Investigating utrophin expression in vivo and in vitro by bioluminescence

Abstract

Duchenne Muscular Dystrophy (DMD) is a lethal muscle-wasting disorder caused by mutations in the DMD gene that results in loss of function of the protein dystrophin. Despite intensive clinical management, there is currently no effective treatment for patients with DMD. One promising therapeutic strategy for treating this disease is to compensate for a lack of dystrophin by enhancing the expression of utrophin, a paralogue that in preclinical studies has been shown to partially rescue dystrophin-deficiency in murine models. Here, I describe the characterisation of novel luciferase-based mouse reporters and myoblast cell lines, in which Dmd and Utrn gene expression can be visualised using bioluminescence. These were generated by inserting genes that encoded spectrally-distinct luciferase proteins, non-disruptively into the 3’ region of endogenous Utrn and Dmd loci, thereby enabling the simultaneous monitoring of both genes in vivo.
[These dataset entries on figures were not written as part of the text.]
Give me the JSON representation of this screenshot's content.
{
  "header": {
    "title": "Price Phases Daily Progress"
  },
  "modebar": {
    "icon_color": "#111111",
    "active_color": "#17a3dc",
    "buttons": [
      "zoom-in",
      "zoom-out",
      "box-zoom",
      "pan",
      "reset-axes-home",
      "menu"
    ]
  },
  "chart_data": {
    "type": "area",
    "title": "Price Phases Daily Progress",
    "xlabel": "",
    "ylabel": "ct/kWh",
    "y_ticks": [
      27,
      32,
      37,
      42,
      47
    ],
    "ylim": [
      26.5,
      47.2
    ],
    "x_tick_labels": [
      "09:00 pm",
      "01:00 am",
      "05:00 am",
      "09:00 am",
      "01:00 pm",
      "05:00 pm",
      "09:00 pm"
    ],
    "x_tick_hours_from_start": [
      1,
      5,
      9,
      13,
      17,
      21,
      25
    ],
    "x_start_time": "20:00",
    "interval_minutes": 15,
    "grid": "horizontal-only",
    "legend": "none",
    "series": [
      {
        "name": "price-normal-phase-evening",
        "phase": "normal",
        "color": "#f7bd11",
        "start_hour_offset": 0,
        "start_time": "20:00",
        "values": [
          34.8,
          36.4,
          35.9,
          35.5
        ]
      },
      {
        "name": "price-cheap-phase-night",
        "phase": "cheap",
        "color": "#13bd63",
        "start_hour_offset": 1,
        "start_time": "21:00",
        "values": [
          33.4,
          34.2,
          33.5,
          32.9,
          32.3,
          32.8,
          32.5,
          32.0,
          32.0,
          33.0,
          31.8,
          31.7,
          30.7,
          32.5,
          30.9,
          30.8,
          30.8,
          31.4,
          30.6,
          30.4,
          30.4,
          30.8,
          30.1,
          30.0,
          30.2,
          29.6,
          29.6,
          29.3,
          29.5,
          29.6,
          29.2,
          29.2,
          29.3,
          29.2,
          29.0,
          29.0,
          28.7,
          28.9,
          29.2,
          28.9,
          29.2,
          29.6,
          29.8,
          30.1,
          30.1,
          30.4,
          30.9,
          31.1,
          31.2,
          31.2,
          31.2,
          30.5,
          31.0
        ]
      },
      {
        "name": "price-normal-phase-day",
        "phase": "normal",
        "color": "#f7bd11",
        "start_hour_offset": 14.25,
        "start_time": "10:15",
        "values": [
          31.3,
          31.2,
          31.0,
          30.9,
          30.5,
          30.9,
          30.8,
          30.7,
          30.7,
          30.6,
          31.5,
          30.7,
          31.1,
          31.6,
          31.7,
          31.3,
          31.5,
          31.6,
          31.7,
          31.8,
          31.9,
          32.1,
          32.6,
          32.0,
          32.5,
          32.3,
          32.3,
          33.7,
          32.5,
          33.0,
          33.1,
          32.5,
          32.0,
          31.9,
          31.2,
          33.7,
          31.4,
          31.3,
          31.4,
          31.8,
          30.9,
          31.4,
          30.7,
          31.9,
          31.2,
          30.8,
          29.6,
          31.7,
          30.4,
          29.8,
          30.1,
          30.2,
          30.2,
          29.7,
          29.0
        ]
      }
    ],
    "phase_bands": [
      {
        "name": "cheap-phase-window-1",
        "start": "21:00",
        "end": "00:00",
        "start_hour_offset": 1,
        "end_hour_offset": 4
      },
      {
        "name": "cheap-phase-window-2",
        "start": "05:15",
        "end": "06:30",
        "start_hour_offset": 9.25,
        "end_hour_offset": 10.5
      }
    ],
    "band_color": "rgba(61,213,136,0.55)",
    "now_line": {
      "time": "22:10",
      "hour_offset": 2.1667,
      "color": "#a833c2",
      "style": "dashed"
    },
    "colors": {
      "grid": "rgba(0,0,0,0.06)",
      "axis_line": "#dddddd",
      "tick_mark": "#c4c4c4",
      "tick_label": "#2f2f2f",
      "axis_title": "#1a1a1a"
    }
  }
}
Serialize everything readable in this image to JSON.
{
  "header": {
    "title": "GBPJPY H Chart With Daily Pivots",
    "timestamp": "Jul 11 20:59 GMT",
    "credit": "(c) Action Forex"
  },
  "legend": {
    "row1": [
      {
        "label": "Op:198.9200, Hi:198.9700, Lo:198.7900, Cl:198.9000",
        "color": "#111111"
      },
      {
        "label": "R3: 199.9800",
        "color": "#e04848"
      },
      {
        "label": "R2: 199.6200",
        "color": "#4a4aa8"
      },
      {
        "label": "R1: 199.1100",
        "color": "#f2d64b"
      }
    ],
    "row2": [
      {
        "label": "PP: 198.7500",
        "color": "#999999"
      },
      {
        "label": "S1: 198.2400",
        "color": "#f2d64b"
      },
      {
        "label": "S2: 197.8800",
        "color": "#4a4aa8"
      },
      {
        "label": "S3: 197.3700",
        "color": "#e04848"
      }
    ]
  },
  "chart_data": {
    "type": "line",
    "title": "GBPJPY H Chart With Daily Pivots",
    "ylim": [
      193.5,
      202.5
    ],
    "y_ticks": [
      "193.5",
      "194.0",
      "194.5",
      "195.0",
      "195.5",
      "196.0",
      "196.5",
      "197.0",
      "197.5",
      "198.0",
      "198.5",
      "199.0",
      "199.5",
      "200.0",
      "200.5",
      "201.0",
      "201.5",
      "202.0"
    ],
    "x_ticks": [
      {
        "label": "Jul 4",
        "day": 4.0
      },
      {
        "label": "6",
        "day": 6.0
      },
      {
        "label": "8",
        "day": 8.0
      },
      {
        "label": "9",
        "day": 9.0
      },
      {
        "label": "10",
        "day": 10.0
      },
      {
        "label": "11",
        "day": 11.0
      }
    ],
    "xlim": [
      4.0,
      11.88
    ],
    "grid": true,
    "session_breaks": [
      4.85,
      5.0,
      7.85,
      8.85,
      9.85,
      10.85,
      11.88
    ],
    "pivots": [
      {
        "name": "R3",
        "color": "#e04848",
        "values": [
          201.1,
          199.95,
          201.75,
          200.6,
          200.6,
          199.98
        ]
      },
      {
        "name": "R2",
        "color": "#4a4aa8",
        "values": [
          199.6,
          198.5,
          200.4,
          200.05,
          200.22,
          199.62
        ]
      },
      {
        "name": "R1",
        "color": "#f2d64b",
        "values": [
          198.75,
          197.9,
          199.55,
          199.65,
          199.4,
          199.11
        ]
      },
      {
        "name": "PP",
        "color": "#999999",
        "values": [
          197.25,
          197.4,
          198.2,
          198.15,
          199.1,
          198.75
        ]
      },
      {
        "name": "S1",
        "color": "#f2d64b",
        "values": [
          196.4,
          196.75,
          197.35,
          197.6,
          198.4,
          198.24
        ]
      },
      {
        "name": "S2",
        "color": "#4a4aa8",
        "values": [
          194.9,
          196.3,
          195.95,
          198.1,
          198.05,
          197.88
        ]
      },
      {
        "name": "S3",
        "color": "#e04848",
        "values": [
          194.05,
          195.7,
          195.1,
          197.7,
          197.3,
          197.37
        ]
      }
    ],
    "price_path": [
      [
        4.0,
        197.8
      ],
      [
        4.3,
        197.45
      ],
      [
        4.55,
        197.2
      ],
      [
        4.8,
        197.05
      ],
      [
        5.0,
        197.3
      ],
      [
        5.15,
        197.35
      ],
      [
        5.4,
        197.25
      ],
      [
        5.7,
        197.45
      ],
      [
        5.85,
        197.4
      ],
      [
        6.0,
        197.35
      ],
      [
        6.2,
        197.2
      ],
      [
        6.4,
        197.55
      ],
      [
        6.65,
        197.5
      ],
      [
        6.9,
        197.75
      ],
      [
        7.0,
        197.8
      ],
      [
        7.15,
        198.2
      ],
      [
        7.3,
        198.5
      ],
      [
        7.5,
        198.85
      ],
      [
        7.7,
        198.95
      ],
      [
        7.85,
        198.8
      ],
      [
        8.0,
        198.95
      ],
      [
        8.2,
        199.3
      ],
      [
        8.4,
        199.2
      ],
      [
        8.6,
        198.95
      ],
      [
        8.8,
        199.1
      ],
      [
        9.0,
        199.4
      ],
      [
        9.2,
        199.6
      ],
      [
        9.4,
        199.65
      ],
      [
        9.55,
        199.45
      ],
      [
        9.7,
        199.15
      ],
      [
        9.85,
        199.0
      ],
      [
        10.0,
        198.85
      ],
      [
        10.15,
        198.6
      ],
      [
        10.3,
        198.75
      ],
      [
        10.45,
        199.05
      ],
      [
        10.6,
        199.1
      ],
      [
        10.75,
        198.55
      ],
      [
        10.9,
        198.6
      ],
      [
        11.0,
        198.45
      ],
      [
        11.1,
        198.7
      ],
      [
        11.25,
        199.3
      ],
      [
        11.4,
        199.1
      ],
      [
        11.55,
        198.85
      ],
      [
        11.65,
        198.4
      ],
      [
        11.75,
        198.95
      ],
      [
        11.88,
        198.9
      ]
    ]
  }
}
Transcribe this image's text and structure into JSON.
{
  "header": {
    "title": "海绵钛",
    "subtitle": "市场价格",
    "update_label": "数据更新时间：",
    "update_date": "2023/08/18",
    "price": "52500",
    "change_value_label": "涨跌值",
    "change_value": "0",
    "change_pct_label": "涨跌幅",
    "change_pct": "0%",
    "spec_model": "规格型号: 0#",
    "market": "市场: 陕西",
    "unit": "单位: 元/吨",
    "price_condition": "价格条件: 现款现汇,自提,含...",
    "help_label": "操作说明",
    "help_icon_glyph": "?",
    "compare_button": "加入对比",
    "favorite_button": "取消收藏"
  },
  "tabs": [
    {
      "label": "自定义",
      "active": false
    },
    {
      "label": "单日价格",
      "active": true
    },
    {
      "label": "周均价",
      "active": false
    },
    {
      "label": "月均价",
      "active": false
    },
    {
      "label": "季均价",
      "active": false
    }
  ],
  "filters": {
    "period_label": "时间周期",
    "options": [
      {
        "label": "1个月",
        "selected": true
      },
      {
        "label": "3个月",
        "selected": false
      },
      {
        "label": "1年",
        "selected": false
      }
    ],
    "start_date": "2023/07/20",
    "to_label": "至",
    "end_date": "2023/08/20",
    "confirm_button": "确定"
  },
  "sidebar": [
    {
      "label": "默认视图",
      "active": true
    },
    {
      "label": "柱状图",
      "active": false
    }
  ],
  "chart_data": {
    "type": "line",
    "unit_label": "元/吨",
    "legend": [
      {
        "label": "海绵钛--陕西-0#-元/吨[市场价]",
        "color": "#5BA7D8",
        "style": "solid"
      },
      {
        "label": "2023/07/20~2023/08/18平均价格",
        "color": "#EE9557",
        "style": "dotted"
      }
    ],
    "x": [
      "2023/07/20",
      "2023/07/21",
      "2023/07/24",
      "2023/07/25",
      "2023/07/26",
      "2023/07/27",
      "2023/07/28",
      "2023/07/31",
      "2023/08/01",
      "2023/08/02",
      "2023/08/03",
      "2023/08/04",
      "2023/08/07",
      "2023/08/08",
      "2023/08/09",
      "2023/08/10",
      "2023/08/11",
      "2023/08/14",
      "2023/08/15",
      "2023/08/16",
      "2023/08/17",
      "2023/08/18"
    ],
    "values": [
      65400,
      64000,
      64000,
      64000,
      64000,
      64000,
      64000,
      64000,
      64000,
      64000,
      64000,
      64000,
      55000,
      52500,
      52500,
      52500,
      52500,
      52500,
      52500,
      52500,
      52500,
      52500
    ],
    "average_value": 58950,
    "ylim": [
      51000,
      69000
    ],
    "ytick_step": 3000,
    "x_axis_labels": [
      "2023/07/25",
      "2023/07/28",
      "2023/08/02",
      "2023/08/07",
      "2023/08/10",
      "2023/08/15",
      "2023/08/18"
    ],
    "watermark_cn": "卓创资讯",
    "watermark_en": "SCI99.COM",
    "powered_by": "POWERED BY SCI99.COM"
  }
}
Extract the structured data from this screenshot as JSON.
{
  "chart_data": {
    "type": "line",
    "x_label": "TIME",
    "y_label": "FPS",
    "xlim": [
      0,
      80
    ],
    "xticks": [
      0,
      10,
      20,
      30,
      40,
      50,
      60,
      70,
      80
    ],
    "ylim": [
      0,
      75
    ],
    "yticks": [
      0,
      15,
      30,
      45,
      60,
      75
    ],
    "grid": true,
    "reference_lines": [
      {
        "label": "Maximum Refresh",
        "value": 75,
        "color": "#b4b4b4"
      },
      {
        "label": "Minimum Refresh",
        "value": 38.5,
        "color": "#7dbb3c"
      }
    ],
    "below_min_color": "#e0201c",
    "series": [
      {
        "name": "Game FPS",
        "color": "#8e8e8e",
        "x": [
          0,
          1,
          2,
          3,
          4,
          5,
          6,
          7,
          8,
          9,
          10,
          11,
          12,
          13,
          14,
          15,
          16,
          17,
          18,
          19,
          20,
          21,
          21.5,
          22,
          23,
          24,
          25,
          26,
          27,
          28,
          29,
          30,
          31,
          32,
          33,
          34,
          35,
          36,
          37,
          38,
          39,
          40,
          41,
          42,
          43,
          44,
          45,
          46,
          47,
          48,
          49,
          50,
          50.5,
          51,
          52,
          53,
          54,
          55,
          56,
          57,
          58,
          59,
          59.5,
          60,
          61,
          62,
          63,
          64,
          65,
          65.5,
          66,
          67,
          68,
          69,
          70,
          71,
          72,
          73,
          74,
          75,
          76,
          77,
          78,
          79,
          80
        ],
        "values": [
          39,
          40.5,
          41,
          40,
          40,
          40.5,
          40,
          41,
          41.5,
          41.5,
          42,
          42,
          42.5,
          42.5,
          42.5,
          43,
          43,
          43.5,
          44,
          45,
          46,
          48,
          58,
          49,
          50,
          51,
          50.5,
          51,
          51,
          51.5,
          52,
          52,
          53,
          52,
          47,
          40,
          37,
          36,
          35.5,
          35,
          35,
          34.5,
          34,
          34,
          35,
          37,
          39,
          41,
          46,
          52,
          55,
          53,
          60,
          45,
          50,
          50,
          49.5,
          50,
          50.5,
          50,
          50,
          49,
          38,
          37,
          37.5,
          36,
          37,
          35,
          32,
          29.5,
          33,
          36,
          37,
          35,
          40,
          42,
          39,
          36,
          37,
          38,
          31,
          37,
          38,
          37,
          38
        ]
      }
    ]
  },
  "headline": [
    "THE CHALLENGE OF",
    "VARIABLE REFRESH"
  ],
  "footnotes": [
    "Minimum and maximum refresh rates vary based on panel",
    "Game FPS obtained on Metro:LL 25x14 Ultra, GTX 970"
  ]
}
In order to generate an in vitro model to screen for drugs that increased Utrn expression in adult muscle, I derived a myoblast cell line from Utrn-luciferase reporter mice. Using this approach, I showed that chromatin-modifying drugs can be used to enhance Utrn expression; in a preliminary screen, I discovered that inhibitors of EZH2, the catalytic subunit of the Polycomb Repressive Complex 2 responsible for H3K27 methylation, increase Utrn expression in cultured myoblasts. This result was independently confirmed by genetic ablation of EZH2, which also led to increased Utrn expression in myoblasts. My results also indicated that inhibition of ERK1/2 resulted in an additional increase in Utrn gene expression, opening the possibility of using combinatorial treatments to enhance Utrn expression. Collectively these results show that the luciferase-based mouse and cell lines developed in this work can be used as a platform to examine drugs able to increase Utrn expression that, together with EZH2 and ERK1/2 inhibitors, could provide new therapeutic avenues to explore for the treatment of DMD.